I’m looking for this patient who needs some case management, and there’s a 90-day lag already. I’ve got my own workflow once I’ve written this algorithm that finds them, then my nursing staff has to call these doctors on false positives. It could take 150 days go by before we identify someone who could really benefit from case management.
That’s where we were [in the 1990s], with this sort of data that was difficult to interpret – we’d end up with false-positives, or had to have some complicated algorithms so the cost of identifying patients was pretty high, and then the actual costs of getting to the point where we were intervening with somebody was pretty high.
CMIO: How will the NHIN framework improve this process?

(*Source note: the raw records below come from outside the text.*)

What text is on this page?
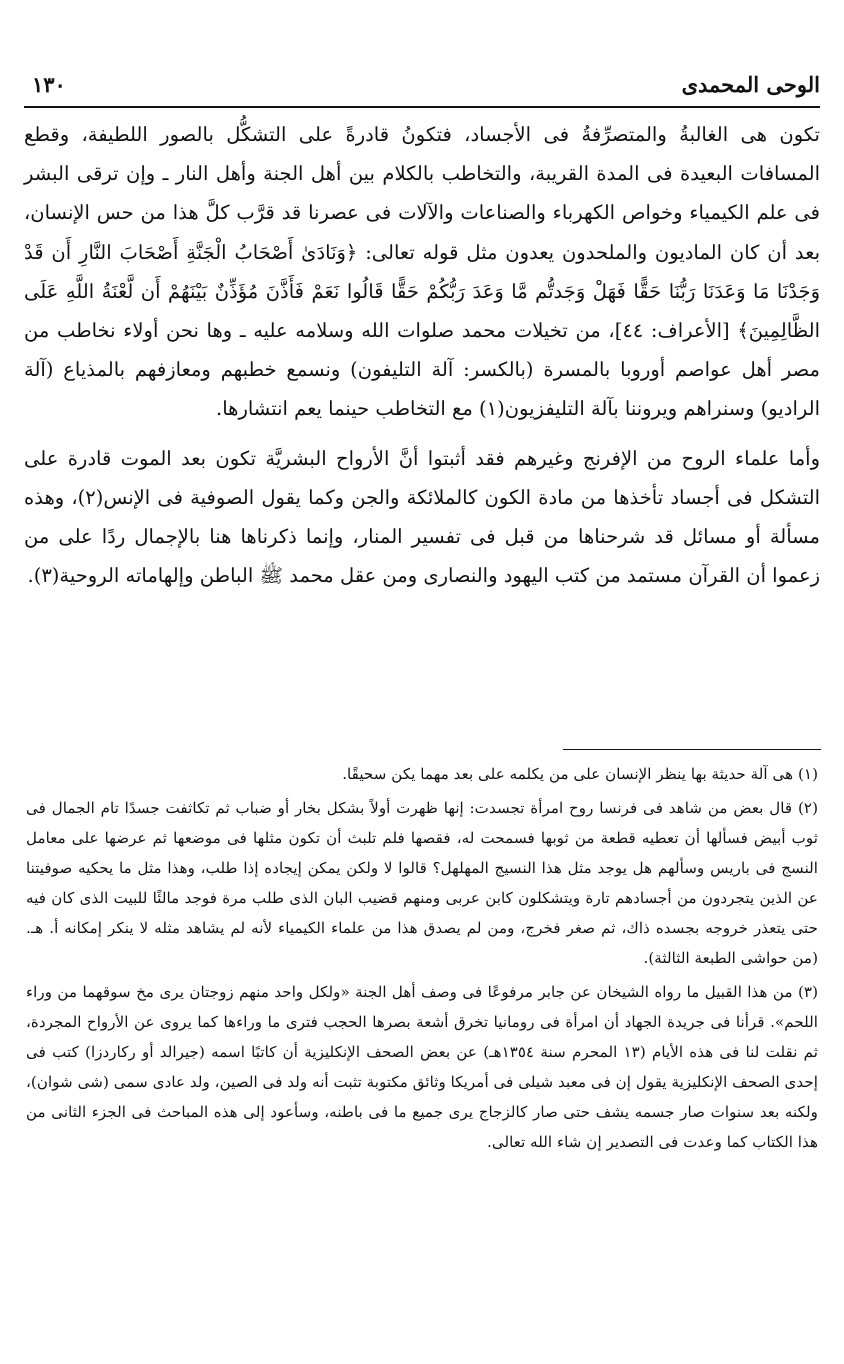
الوحى المحمدى
١٣٠

تكون هى الغالبةُ والمتصرِّفةُ فى الأجساد، فتكونُ قادرةً على التشكُّل بالصور اللطيفة، وقطع المسافات البعيدة فى المدة القريبة، والتخاطب بالكلام بين أهل الجنة وأهل النار ـ وإن ترقى البشر فى علم الكيمياء وخواص الكهرباء والصناعات والآلات فى عصرنا قد قرَّب كلَّ هذا من حس الإنسان، بعد أن كان الماديون والملحدون يعدون مثل قوله تعالى: ﴿وَنَادَىٰ أَصْحَابُ الْجَنَّةِ أَصْحَابَ النَّارِ أَن قَدْ وَجَدْنَا مَا وَعَدَنَا رَبُّنَا حَقًّا فَهَلْ وَجَدتُّم مَّا وَعَدَ رَبُّكُمْ حَقًّا قَالُوا نَعَمْ فَأَذَّنَ مُؤَذِّنٌ بَيْنَهُمْ أَن لَّعْنَةُ اللَّهِ عَلَى الظَّالِمِينَ﴾ [الأعراف: ٤٤]، من تخيلات محمد صلوات الله وسلامه عليه ـ وها نحن أولاء نخاطب من مصر أهل عواصم أوروبا بالمسرة (بالكسر: آلة التليفون) ونسمع خطبهم ومعازفهم بالمذياع (آلة الراديو) وسنراهم ويروننا بآلة التليفزيون(١) مع التخاطب حينما يعم انتشارها.

وأما علماء الروح من الإفرنج وغيرهم فقد أثبتوا أنَّ الأرواح البشريَّة تكون بعد الموت قادرة على التشكل فى أجساد تأخذها من مادة الكون كالملائكة والجن وكما يقول الصوفية فى الإنس(٢)، وهذه مسألة أو مسائل قد شرحناها من قبل فى تفسير المنار، وإنما ذكرناها هنا بالإجمال ردًا على من زعموا أن القرآن مستمد من كتب اليهود والنصارى ومن عقل محمد ﷺ الباطن وإلهاماته الروحية(٣).

(١) هى آلة حديثة بها ينظر الإنسان على من يكلمه على بعد مهما يكن سحيقًا.

(٢) قال بعض من شاهد فى فرنسا روح امرأة تجسدت: إنها ظهرت أولاً بشكل بخار أو ضباب ثم تكاثفت جسدًا تام الجمال فى ثوب أبيض فسألها أن تعطيه قطعة من ثوبها فسمحت له، فقصها فلم تلبث أن تكون مثلها فى موضعها ثم عرضها على معامل النسج فى باريس وسألهم هل يوجد مثل هذا النسيج المهلهل؟ قالوا لا ولكن يمكن إيجاده إذا طلب، وهذا مثل ما يحكيه صوفيتنا عن الذين يتجردون من أجسادهم تارة ويتشكلون كابن عربى ومنهم قضيب البان الذى طلب مرة فوجد مالئًا للبيت الذى كان فيه حتى يتعذر خروجه بجسده ذاك، ثم صغر فخرج، ومن لم يصدق هذا من علماء الكيمياء لأنه لم يشاهد مثله لا ينكر إمكانه أ. هـ. (من حواشى الطبعة الثالثة).

(٣) من هذا القبيل ما رواه الشيخان عن جابر مرفوعًا فى وصف أهل الجنة «ولكل واحد منهم زوجتان يرى مخ سوقهما من وراء اللحم». قرأنا فى جريدة الجهاد أن امرأة فى رومانيا تخرق أشعة بصرها الحجب فترى ما وراءها كما يروى عن الأرواح المجردة، ثم نقلت لنا فى هذه الأيام (١٣ المحرم سنة ١٣٥٤هـ) عن بعض الصحف الإنكليزية أن كاتبًا اسمه (جيرالد أو ركاردزا) كتب فى إحدى الصحف الإنكليزية يقول إن فى معبد شيلى فى أمريكا وثائق مكتوبة تثبت أنه ولد فى الصين، ولد عادى سمى (شى شوان)، ولكنه بعد سنوات صار جسمه يشف حتى صار كالزجاج يرى جميع ما فى باطنه، وسأعود إلى هذه المباحث فى الجزء الثانى من هذا الكتاب كما وعدت فى التصدير إن شاء الله تعالى.
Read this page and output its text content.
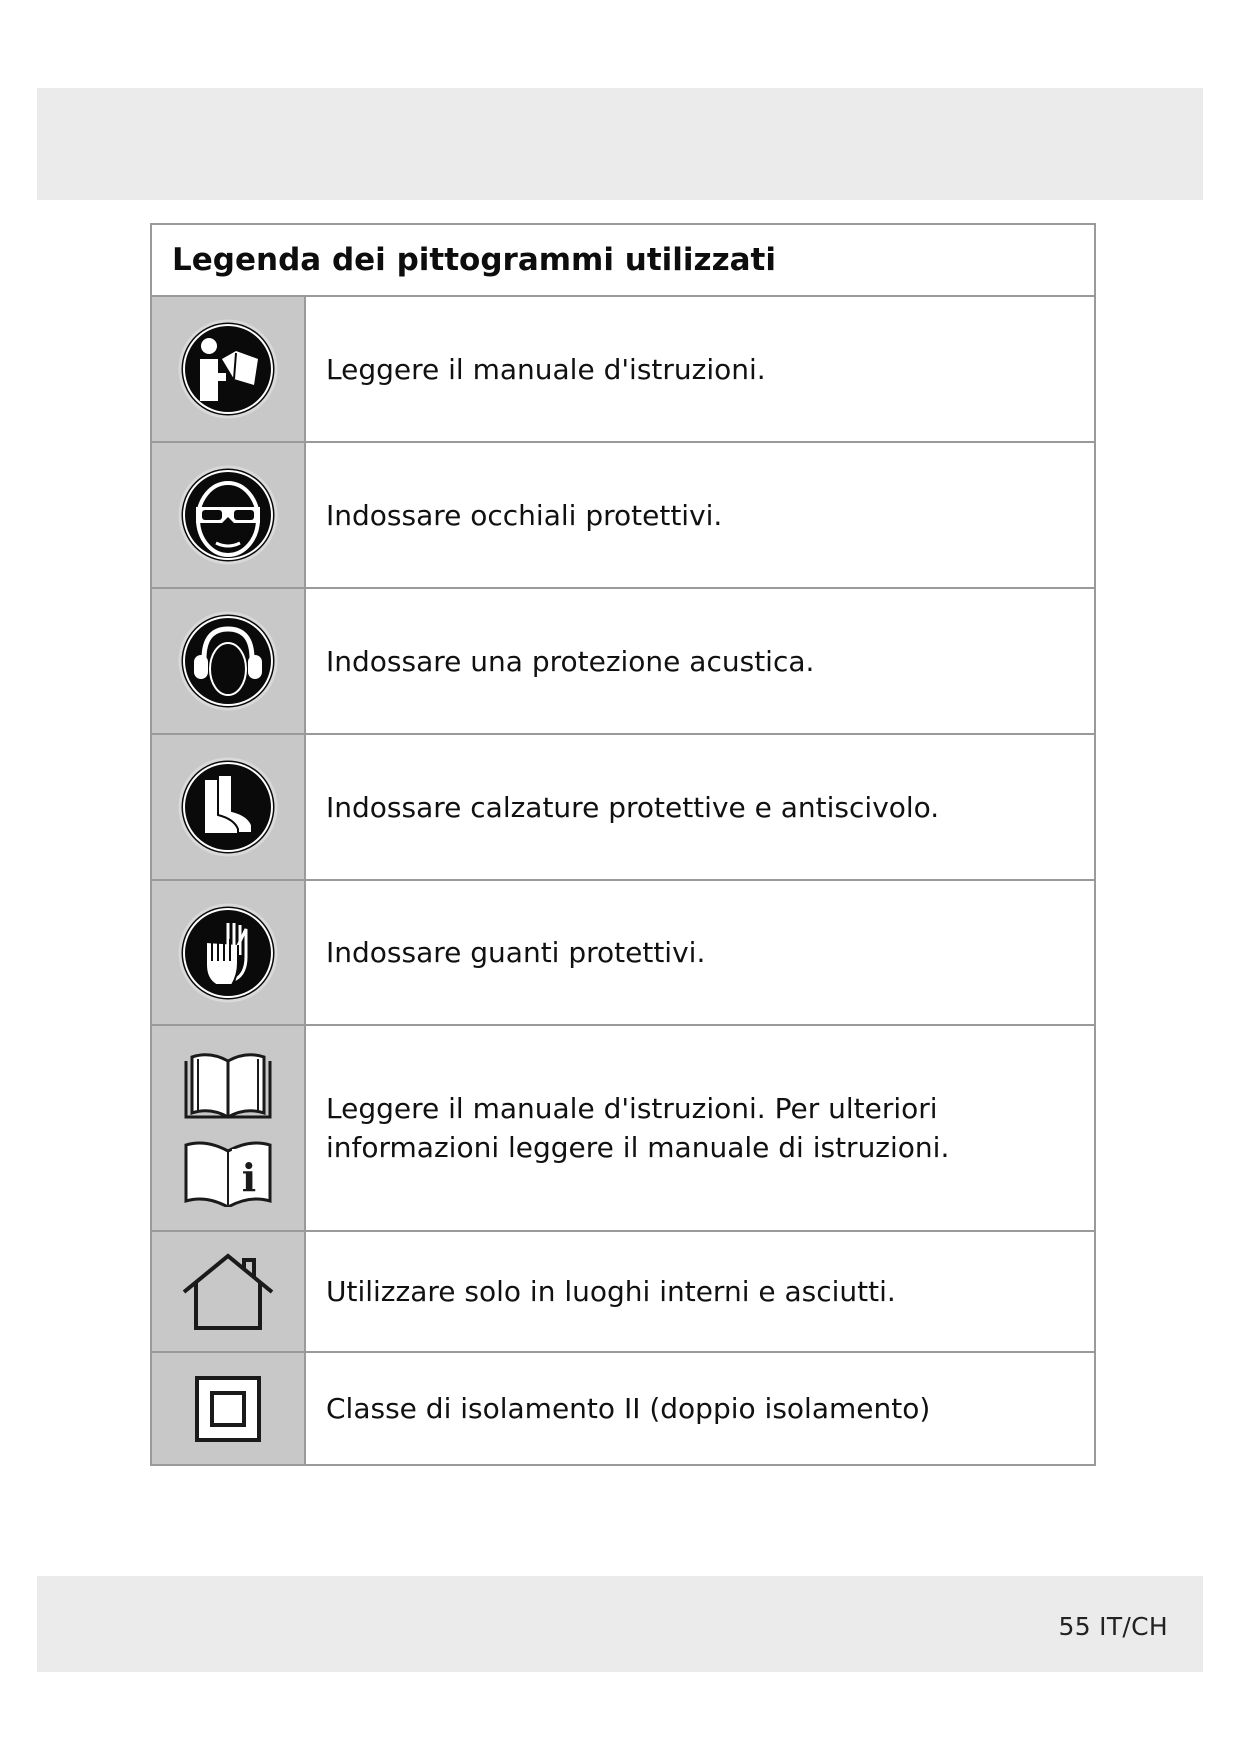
Legenda dei pittogrammi utilizzati
Leggere il manuale d'istruzioni.
Indossare occhiali protettivi.
Indossare una protezione acustica.
Indossare calzature protettive e antiscivolo.
Indossare guanti protettivi.
i
Leggere il manuale d'istruzioni. Per ulteriori informazioni leggere il manuale di istruzioni.
Utilizzare solo in luoghi interni e asciutti.
Classe di isolamento II (doppio isolamento)
55 IT/CH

When we have the NHIN framework in place [in 2015 and beyond], we’ll be able to rapidly do not just disease management and patient registries, but start getting to near-real-time outcomes management; get closer to the point where we’re able to say, for example, white males age 40-45 who have congestive heart failure respond better to a particular treatment.
There are two differences that this evolution in health IT (in relation to disease management) will enable: One is to get away from claims data, and get closer to standardized content directly from the EHR, which is more clinical in nature, so we’re not only identifying the right patients for certain treatments, but also those patients that might be at higher risk.
We can do population science [with] unsupervised algorithms if the data is properly de-identified, and see what unusual things are happening. We can get beyond where we are today, with a lot of controlled trials on a very specific population, and be able to explode it out to a whole population, to where it really matters.
If we get to 40 to 50 percent EHR adoption, where we’re getting data in near-real time, we’re going to be able to do a lot more signal detection at the population level and at the particular intervention level than we’ve ever been able to do before.
CMIO: What privacy measures are necessary for this to go forward on a nationwide scale?
The consensus that I’ve found from a lot of my peers and a lot of patients and so forth, [is] that an informed consent [approach is necessary]. ‘I am going to use your data, this is how it will be be used. Are you comfortable with that?’ It’s a layered approach. Hopefully, we’ll get to the point where patients [expect a provider to be sharing their data and say], ‘What do you mean you’re not doing that?’
We’re not just trying to solve new problems, we have to change embedded behaviors. There’s a certain way we see our doctors, and certain expectations that we have in how our data is treated today. And we have to go through the cultural and educational process with the appropriate privacy measures in place. We need to have smarter tools that allow people to configure their preferences.